Cuando vuelvo sobre mi pasado y me pregunto para qué habré tenido dotes en esta vida, una certidumbre se me impone: he tenido dotes para la clandestinidad. Es el oficio en el cual he tenido más éxito, cualesquiera que sean los puntos positivos que se me puedan otorgar en otros aspectos. He sido un excelente clandestino. Por ello, ya se hubiesen establecido en la calle o en algún local o casa particular, nunca llegaba a las citas en el último minuto, deprisa y corriendo. Tampoco llegaba en taxi; prefería hacerlo a pie y con un poco de adelanto, para husmear el ambiente del barrio y dar una vuelta por los alrededores. Siempre se nota algo inhabitual en un lugar que se conoce bien: paseantes insólitos, coches sospechosos, señales de peligro. En esos casos hay tiempo para esquivar, para desvanecerse. Así, los paseos se convertían en una estrategia de defensa, de supervivencia.

Había sobrevivido. Los hombres de la policía política franquista nunca habían conseguido seguirme, apresarme en sus redes.

Sin embargo, algún tiempo después de mi llegada a Madrid, tuve un momento de duda. Un sobresalto de emoción retrospectiva. Asistía a una recepción diplomática. Tenía una copa en la mano, me parecía que el tiempo se hacía interminable, cuando noté que alguien se acercaba a mí. Era un hombre de unos cuarenta años, más bien del lado malo de los cuarenta.
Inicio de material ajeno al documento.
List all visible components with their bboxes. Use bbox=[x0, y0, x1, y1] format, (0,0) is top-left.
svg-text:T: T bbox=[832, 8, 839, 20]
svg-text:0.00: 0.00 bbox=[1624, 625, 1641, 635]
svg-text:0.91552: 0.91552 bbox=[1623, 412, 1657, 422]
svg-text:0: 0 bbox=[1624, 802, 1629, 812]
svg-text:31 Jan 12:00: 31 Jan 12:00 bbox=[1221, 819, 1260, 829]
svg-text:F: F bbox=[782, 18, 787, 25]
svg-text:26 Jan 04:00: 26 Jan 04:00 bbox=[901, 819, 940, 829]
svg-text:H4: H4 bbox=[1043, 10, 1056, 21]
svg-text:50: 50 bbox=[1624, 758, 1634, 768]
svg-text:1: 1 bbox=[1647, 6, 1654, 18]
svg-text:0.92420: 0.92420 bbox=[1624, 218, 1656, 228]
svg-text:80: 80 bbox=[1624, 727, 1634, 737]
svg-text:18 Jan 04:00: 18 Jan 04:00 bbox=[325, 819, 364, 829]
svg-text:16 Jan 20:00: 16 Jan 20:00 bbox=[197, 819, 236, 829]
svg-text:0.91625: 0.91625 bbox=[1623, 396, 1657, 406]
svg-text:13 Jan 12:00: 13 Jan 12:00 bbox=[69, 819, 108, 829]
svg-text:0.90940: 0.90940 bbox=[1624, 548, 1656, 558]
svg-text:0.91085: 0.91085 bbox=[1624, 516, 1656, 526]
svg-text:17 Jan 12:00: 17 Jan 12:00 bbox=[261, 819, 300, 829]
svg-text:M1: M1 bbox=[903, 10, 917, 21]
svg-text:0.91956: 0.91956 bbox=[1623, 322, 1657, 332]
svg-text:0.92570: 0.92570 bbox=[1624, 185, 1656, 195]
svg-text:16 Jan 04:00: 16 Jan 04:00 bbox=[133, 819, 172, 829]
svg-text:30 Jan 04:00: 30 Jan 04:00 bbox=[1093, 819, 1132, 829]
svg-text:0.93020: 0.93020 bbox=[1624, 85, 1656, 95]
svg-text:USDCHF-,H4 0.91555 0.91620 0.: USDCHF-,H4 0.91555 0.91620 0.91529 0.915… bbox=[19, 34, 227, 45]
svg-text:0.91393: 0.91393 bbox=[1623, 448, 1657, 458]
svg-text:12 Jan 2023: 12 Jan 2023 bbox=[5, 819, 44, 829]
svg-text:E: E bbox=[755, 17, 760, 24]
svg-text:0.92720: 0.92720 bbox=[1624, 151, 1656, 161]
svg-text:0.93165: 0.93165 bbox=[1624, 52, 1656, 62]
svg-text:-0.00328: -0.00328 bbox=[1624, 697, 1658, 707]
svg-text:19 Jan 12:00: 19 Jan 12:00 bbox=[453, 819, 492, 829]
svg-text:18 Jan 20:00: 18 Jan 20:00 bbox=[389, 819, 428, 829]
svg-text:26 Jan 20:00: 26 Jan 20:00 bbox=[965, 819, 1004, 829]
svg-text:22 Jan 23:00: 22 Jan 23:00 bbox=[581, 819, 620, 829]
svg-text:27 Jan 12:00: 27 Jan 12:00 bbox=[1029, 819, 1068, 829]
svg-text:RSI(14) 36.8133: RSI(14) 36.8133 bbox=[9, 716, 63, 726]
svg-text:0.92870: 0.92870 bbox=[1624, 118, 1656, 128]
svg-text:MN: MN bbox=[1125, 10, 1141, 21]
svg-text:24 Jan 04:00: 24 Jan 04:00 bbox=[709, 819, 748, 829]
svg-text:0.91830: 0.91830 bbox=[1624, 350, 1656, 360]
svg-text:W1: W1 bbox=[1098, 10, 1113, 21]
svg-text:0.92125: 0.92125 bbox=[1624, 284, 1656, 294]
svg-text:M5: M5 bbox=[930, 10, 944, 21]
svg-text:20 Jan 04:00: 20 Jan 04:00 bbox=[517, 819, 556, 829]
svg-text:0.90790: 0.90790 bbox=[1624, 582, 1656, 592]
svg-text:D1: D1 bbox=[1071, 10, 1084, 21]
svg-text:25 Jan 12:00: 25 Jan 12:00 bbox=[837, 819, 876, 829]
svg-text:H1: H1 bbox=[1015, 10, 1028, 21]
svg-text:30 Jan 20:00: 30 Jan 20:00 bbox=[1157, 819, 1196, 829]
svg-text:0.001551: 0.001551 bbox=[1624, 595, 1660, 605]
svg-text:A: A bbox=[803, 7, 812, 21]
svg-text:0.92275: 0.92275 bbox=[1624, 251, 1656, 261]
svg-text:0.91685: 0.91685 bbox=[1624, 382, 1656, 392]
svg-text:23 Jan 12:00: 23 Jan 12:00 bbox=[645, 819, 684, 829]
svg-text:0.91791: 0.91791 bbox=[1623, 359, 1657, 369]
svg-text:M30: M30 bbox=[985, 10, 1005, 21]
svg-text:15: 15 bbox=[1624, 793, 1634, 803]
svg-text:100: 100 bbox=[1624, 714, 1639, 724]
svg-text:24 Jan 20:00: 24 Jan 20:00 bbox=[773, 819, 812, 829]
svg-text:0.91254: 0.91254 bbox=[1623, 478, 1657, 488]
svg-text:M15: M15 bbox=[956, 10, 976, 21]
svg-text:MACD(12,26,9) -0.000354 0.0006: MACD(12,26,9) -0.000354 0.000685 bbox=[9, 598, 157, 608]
Su bigote era típicamente español. Llevaba un traje grisáceo. No hablo de su color, del cual no me acuerdo. Hablo de su trivialidad. Era un traje funcionalmente gris. De un gris de funcionario. Su sonrisa era más amable que su traje, constaté. Porque aquel desconocido que se acercaba a mí, sonriente, parecía feliz de encontrarme. Se precipitaba entre el gentío de aquella reunión diplomática, con una amplia sonrisa feliz a modo de viático.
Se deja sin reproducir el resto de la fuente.